Кажется даже, будто иногда ты вдохновлён мной, а что может быть лучше этого?»
Это та медаль, что радует меня. Мой старый, не подлежащий полному ремонту трамвай, барак в овраге среди новых школ и высокоэтажек. Моя любимая бедность, одетая в домашние чувства. «В тесноте, да не в обиде», «с милым рай и в шалаше» — то чему учили меня в семье, и я тянусь к звёздам, к моим простым звёздам, не к их искажённому образу или ощущению, я верю, что мир был создан в простоте, а откровение появилось после того, как человек проявил стыд и скрытие стыда.
Одержимость — первое, что движет мной, когда сознания моего касается потрясающий объект.
Тася и Эйдос
Исполинский белый лес при Вален-Вилле.
— Я люблю светлый зелёный цвет, как вон тот, — он показал ей на листья аккуратно остриженных кустов, чрез которые, заискивающе, глядел закатный свет, и, когда она повернула голову в ту сторону, сам смотрел не туда же, а на открывшиеся его виду зелёные серьги на её ушах. Того самого цвета, что он описывал ей.

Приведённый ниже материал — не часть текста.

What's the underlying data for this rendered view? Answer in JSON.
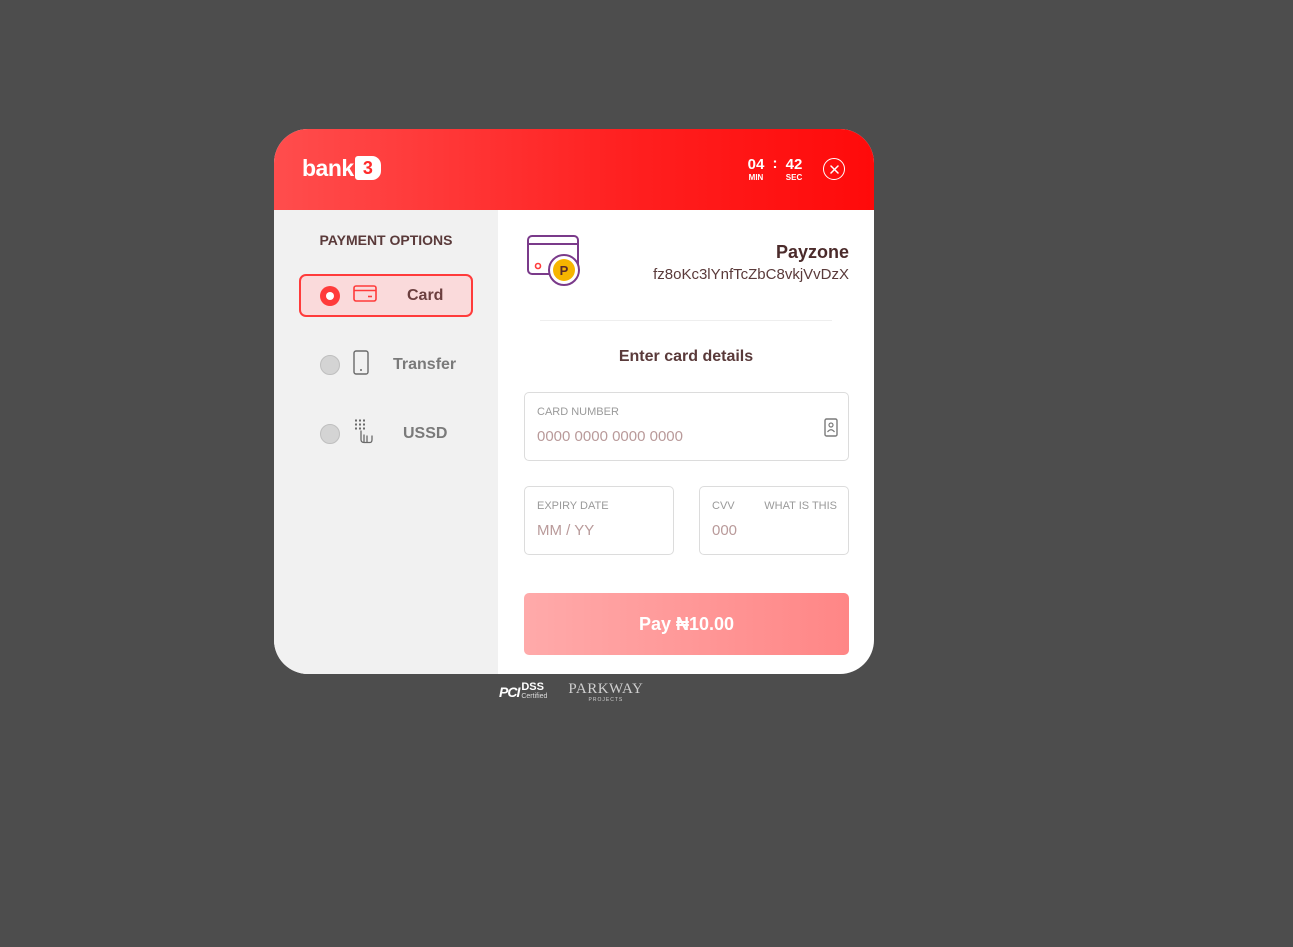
{
  "header": {
    "brand": "bank",
    "brand_mark": "3",
    "timer": {
      "minutes": "04",
      "seconds": "42",
      "separator": ":",
      "min_label": "MIN",
      "sec_label": "SEC"
    },
    "close_icon": "close-icon"
  },
  "sidebar": {
    "title": "PAYMENT OPTIONS",
    "options": [
      {
        "label": "Card",
        "icon": "credit-card-icon",
        "selected": true
      },
      {
        "label": "Transfer",
        "icon": "mobile-phone-icon",
        "selected": false
      },
      {
        "label": "USSD",
        "icon": "keypad-tap-icon",
        "selected": false
      }
    ]
  },
  "merchant": {
    "name": "Payzone",
    "reference": "fz8oKc3lYnfTcZbC8vkjVvDzX",
    "logo_icon": "payzone-logo-icon"
  },
  "form": {
    "title": "Enter card details",
    "card_number": {
      "label": "CARD NUMBER",
      "placeholder": "0000 0000 0000 0000"
    },
    "expiry": {
      "label": "EXPIRY DATE",
      "placeholder": "MM / YY"
    },
    "cvv": {
      "label": "CVV",
      "placeholder": "000",
      "help": "WHAT IS THIS"
    },
    "pay_label": "Pay ₦10.00"
  },
  "footer": {
    "pci": {
      "mark": "PCI",
      "line1": "DSS",
      "line2": "Certified"
    },
    "parkway": {
      "name": "PARKWAY",
      "tagline": "PROJECTS"
    }
  },
  "colors": {
    "accent": "#ff2a2a",
    "pay_button": "#ff9999",
    "background": "#4d4d4d"
  }
}
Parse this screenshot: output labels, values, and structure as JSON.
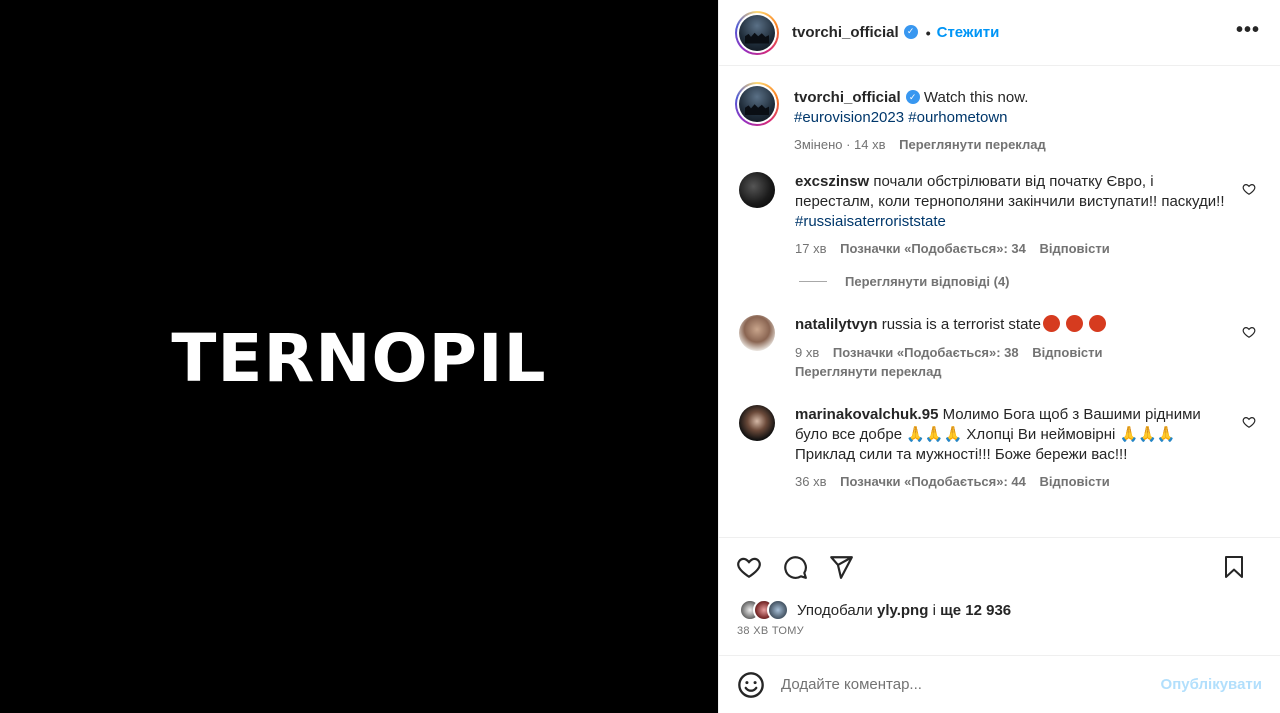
{
  "media": {
    "text": "TERNOPIL"
  },
  "header": {
    "username": "tvorchi_official",
    "follow_label": "Стежити",
    "more_label": "•••"
  },
  "caption": {
    "username": "tvorchi_official",
    "text": "Watch this now.",
    "tag1": "#eurovision2023",
    "tag2": "#ourhometown",
    "edited_label": "Змінено · 14 хв",
    "translate_label": "Переглянути переклад"
  },
  "comments": [
    {
      "username": "excszinsw",
      "text": "почали обстрілювати від початку Євро, і перестaлм, коли тернополяни закінчили виступати!! паскуди!!",
      "tag": "#russiaisaterroriststate",
      "time": "17 хв",
      "likes": "Позначки «Подобається»: 34",
      "reply": "Відповісти",
      "view_replies": "Переглянути відповіді (4)"
    },
    {
      "username": "natalilytvyn",
      "text": "russia is a terrorist state",
      "time": "9 хв",
      "likes": "Позначки «Подобається»: 38",
      "reply": "Відповісти",
      "translate": "Переглянути переклад"
    },
    {
      "username": "marinakovalchuk.95",
      "text1": "Молимо Бога щоб з Вашими рідними було все добре",
      "text2": "Хлопці Ви неймовірні",
      "text3": "Приклад сили та мужності!!! Боже бережи вас!!!",
      "time": "36 хв",
      "likes": "Позначки «Подобається»: 44",
      "reply": "Відповісти"
    }
  ],
  "likes": {
    "prefix": "Уподобали",
    "user": "yly.png",
    "middle": "і",
    "rest": "ще 12 936"
  },
  "time_ago": "38 ХВ ТОМУ",
  "composer": {
    "placeholder": "Додайте коментар...",
    "publish_label": "Опублікувати"
  },
  "colors": {
    "accent": "#0095f6",
    "publish_disabled": "#b2dffc",
    "link": "#00376b"
  }
}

— Я думаю, что эти листья похожи на вырвавшуюся душевную непокорность, — позже говорила о том же Тася. — У меня тоже она есть, и у тебя. Ты говорил сначала, что ненавидишь людей, но, по правде, ты всё делаешь для них, особенно когда тебя об этом просят. Скажи честно, тебя их просьбы заставляют чувствовать себя нужным? Ты боишься, что останешься один и тебя все забудут? — сказала прямо Тася, как всегда своим спокойным для таких вопросов детским голоском, глядя перед собой на лес, смягчившийся и раскрывшийся перед ней.

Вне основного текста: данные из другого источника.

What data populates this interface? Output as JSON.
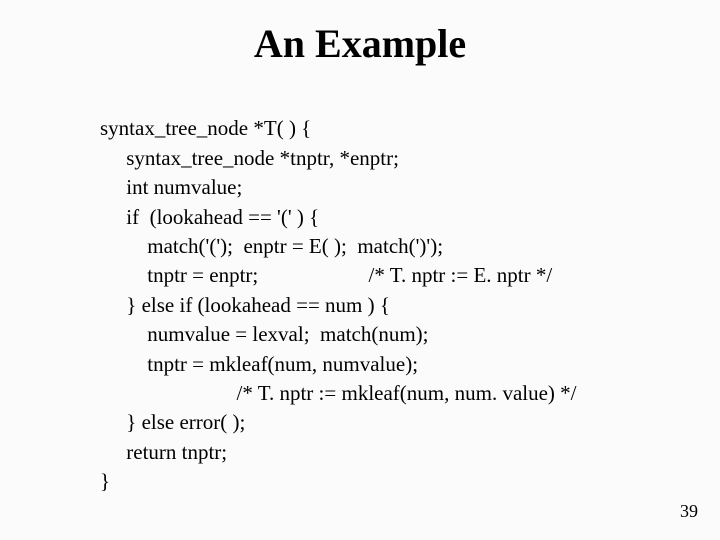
{
  "title": "An Example",
  "code": {
    "l1": "syntax_tree_node *T( ) {",
    "l2": "     syntax_tree_node *tnptr, *enptr;",
    "l3": "     int numvalue;",
    "l4": "     if  (lookahead == '(' ) {",
    "l5": "         match('(');  enptr = E( );  match(')');",
    "l6": "         tnptr = enptr;                     /* T. nptr := E. nptr */",
    "l7": "     } else if (lookahead == num ) {",
    "l8": "         numvalue = lexval;  match(num);",
    "l9": "         tnptr = mkleaf(num, numvalue);",
    "l10": "                          /* T. nptr := mkleaf(num, num. value) */",
    "l11": "     } else error( );",
    "l12": "     return tnptr;",
    "l13": "}"
  },
  "page_number": "39"
}
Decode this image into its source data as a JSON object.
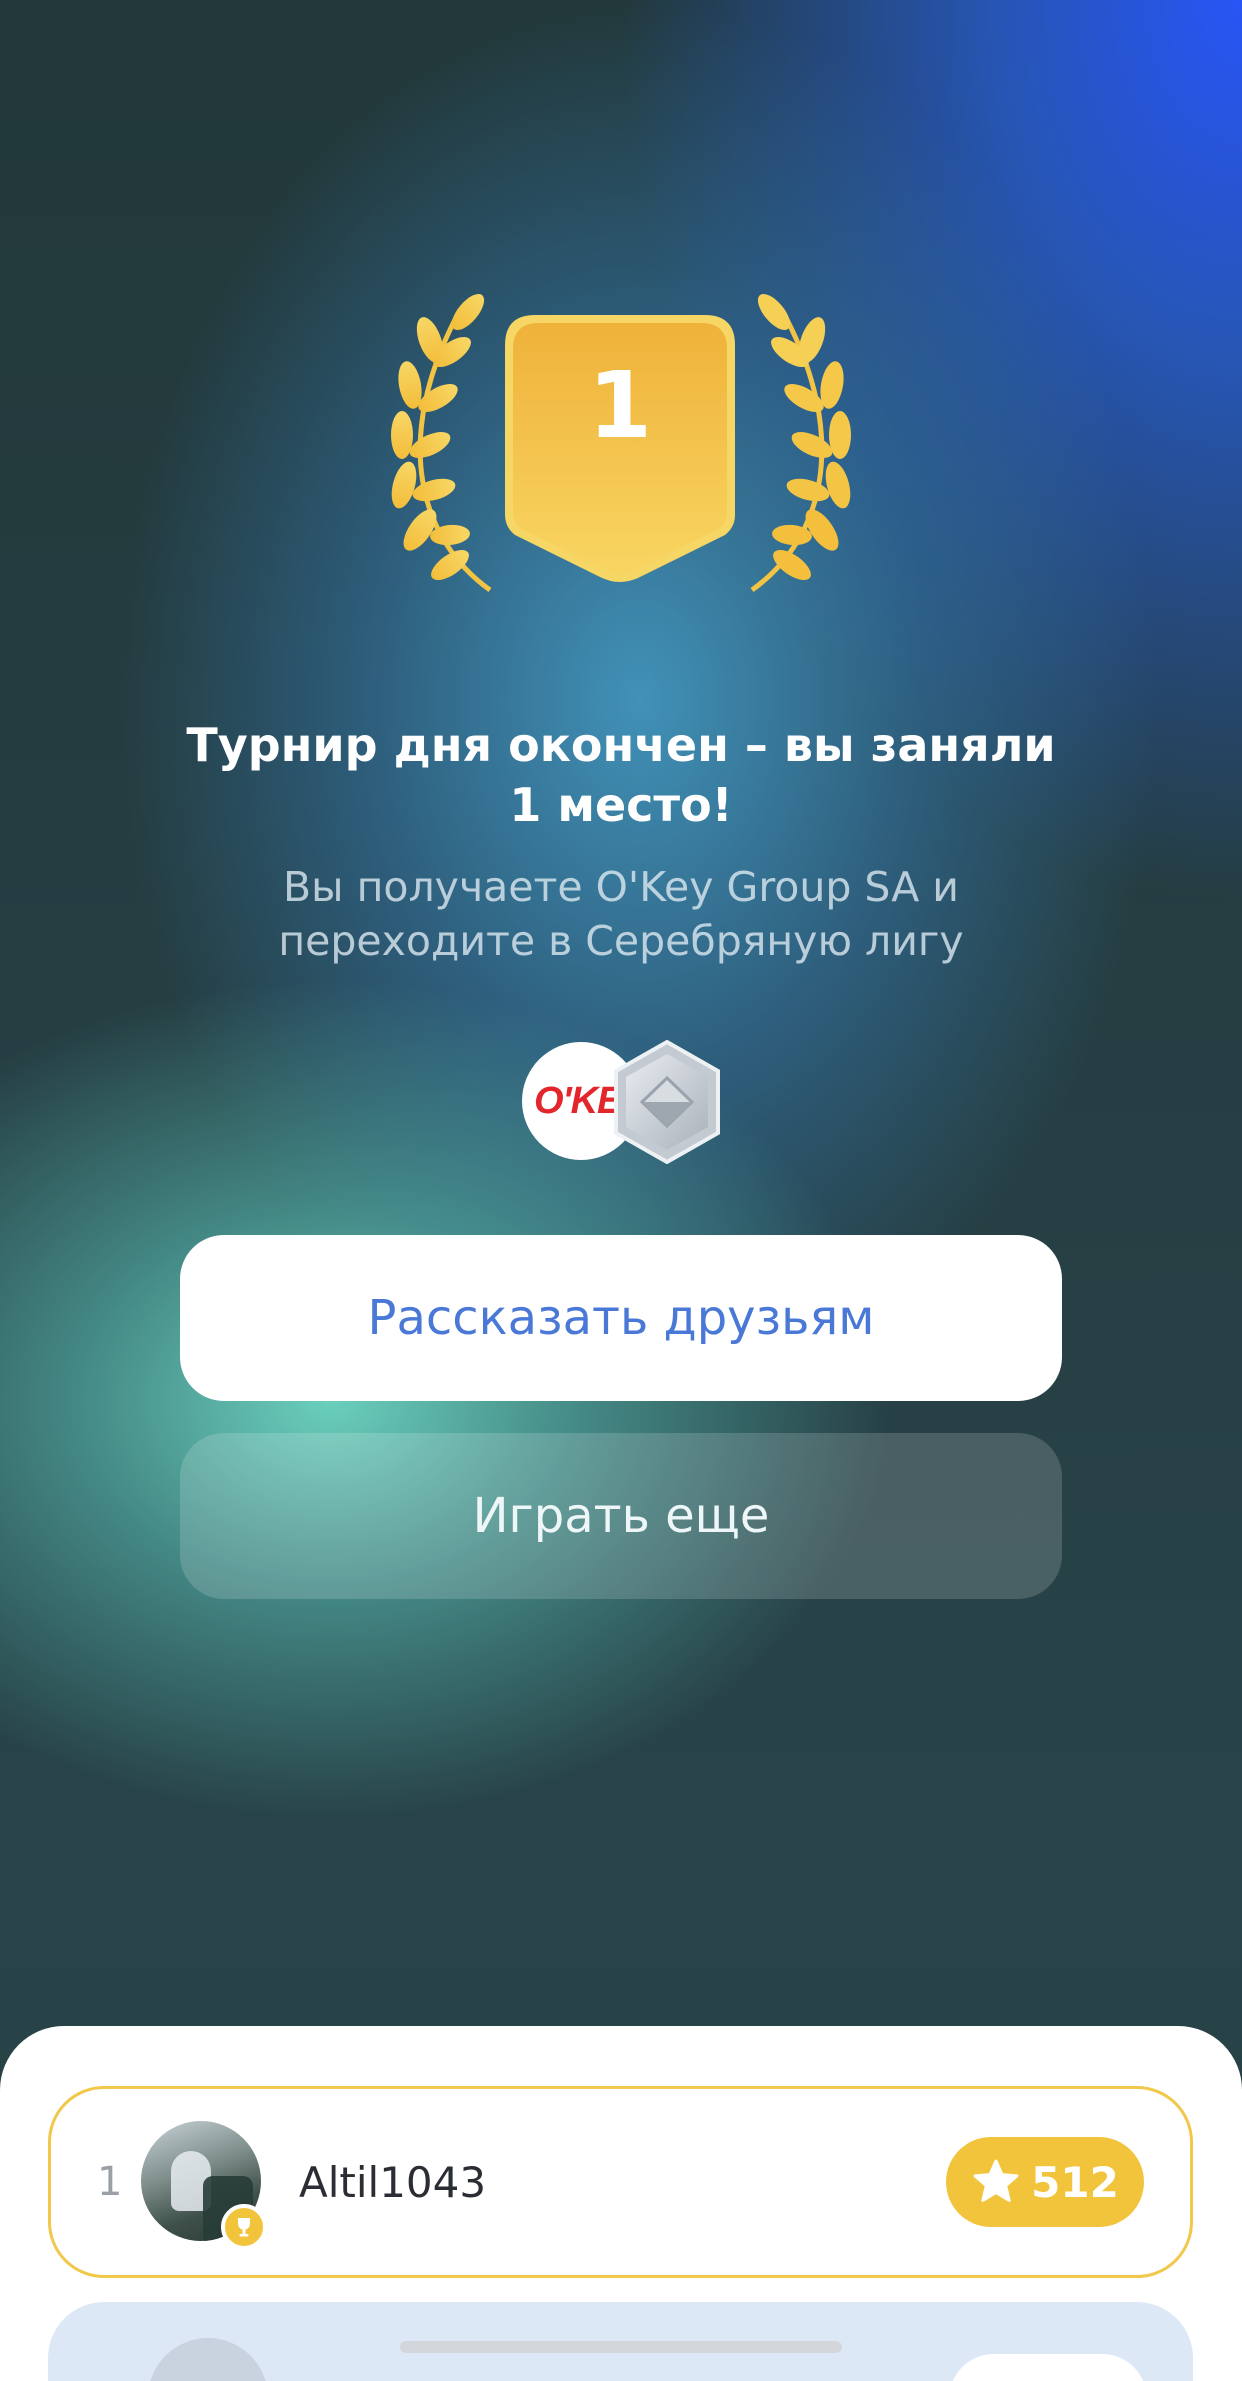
{
  "result": {
    "place_number": "1",
    "title": "Турнир дня окончен – вы заняли 1 место!",
    "subtitle": "Вы получаете O'Key Group SA и переходите в Серебряную лигу",
    "reward_logo_text": "O'KEY",
    "league_icon": "silver-league-icon"
  },
  "actions": {
    "share_label": "Рассказать друзьям",
    "play_again_label": "Играть еще"
  },
  "leaderboard": {
    "rows": [
      {
        "rank": "1",
        "username": "Altil1043",
        "score": "512"
      }
    ]
  },
  "colors": {
    "gold": "#f2c43c",
    "button_text_blue": "#4a78d6",
    "row_highlight_border": "#f1c84b",
    "next_row_bg": "#dde8f7"
  }
}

— Да, не буду отрицать даже, — он говорил с ней, будто её ровесник, как если бы её видение реально меняло всё вокруг, вплоть до образа лесного злого духа, который жил здесь уже очень долго и был так стар, как эти величественные хвойные толстые деревья.
— Я понимаю тебя. Знаешь, я думаю, мы похожи. А ещё я нравлюсь тебе, — Тася смотрела, не скрываясь, но краснея, в самую глубину его глаз, пытаясь дотронуться до сокровенного.

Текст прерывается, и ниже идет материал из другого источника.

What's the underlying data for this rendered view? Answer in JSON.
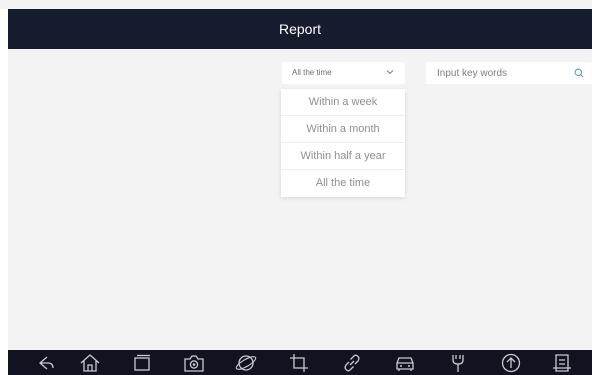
{
  "header": {
    "title": "Report"
  },
  "filter": {
    "selected": "All the time",
    "options": [
      "Within a week",
      "Within a month",
      "Within half a year",
      "All the time"
    ]
  },
  "search": {
    "placeholder": "Input key words",
    "value": ""
  },
  "navbar": {
    "icons": [
      "back-icon",
      "home-icon",
      "recent-apps-icon",
      "camera-icon",
      "browser-icon",
      "crop-icon",
      "link-icon",
      "car-icon",
      "tools-icon",
      "upload-icon",
      "report-icon"
    ]
  },
  "colors": {
    "header_bg": "#161b2e",
    "nav_bg": "#111420",
    "accent": "#4a90e2"
  }
}
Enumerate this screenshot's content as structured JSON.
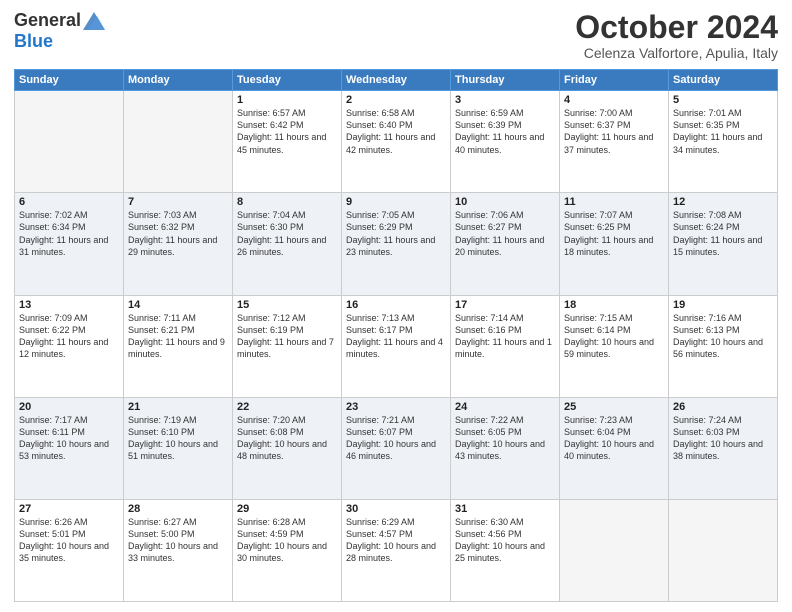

— Не путай уважение к тебе как к человеку и свою детскую невинность с любовью, — отмахнулся Эйдос. — Тебя ко мне тянет, потому что ты видишь во мне жизнь, которой нет у тебя. Ты родилась от тепла любви, которой не суждено было воплотиться во что-нибудь живое, и оно вселилось в единственный найденный подходящий объект в своем месте — горячее страусиное перо.
Девушка смутилась и задумалась.
— Ты хочешь сказать, я в душе страус?
— Я хочу сказать, что ты душа в страусином пере, которая хочет выглядеть как человек и ведёт себя как человек.
— Неправда. Я сама знаю, что отличаюсь от других людей. Я слишком странная для них, и я чудная, поэтому внешний мир для меня представляет хаос, и я не знаю, что на самом деле в нём творится.
— Нет ничего плохого в том, чтобы быть странной. Тебе же на самом деле нравится это? Именно поэтому ты такая, иначе бы ты давно подсознательно избавилась от своих странностей, но вместо этого они делают твою личность такой, какая она есть сейчас.